NEWS

---

mx.crypto 0.2.0 (2026-06-12)

• HIGH (security): mxc_olm_create_outbound() now propagates vodozemac's SessionCreationError instead of silently encoding a Result as a Session external pointer. The previous behavior meant a non-contributory Diffie-Hellman key (Soatok 2026-02 disclosure, fixed in vodozemac 0.10.0 itself) returned a corrupt pointer that produced undefined behavior on use.
• New: mxc_ed25519_verify(), mxc_verify_device_keys(), mxc_verify_one_time_key() so callers can validate homeserver-supplied device-keys and signed one-time keys before using them.
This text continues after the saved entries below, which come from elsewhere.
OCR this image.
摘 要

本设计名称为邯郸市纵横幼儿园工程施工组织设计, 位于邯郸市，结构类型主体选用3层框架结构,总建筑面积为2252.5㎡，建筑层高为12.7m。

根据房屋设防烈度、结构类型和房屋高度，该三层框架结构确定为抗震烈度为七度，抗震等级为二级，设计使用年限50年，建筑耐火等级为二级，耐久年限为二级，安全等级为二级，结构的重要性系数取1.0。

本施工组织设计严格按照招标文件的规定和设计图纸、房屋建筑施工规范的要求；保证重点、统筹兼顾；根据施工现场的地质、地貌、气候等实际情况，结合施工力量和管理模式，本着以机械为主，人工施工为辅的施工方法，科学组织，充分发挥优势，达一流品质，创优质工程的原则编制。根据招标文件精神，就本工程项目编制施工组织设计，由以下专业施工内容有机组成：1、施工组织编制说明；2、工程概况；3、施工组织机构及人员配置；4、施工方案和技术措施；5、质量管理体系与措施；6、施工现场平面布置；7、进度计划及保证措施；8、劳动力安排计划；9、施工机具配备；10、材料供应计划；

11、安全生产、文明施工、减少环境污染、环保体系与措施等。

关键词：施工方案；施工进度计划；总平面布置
Hostile-fixture tests cover every rejection branch.
• New: SECURITY.md (threat model, pinned dependency status, pickle hygiene, known limitations).
• New: vignette security-audit walking the audit findings.
• DESCRIPTION: mx.api (>= 0.1.0.1) and simplermarkdown added to Suggests; VignetteBuilder: simplermarkdown.

mx.crypto 0.1.0

• Initial release.
• Wraps the 'vodozemac' Rust crate (Matrix.org) for Olm + Megolm.
• Account: identity keys, one-time keys, fallback keys, signing, pickle / unpickle.
• Olm sessions: outbound and inbound creation, encrypt, decrypt, pickle / unpickle.
• Megolm group sessions: outbound (sender) and inbound (receiver) creation, encrypt, decrypt, pickle / unpickle.
• Pure crypto only; HTTP transport lives in the 'mx.api' package.
• Out of scope for 0.1.0: room-key requests / forwarded keys, cross-signing, SAS verification.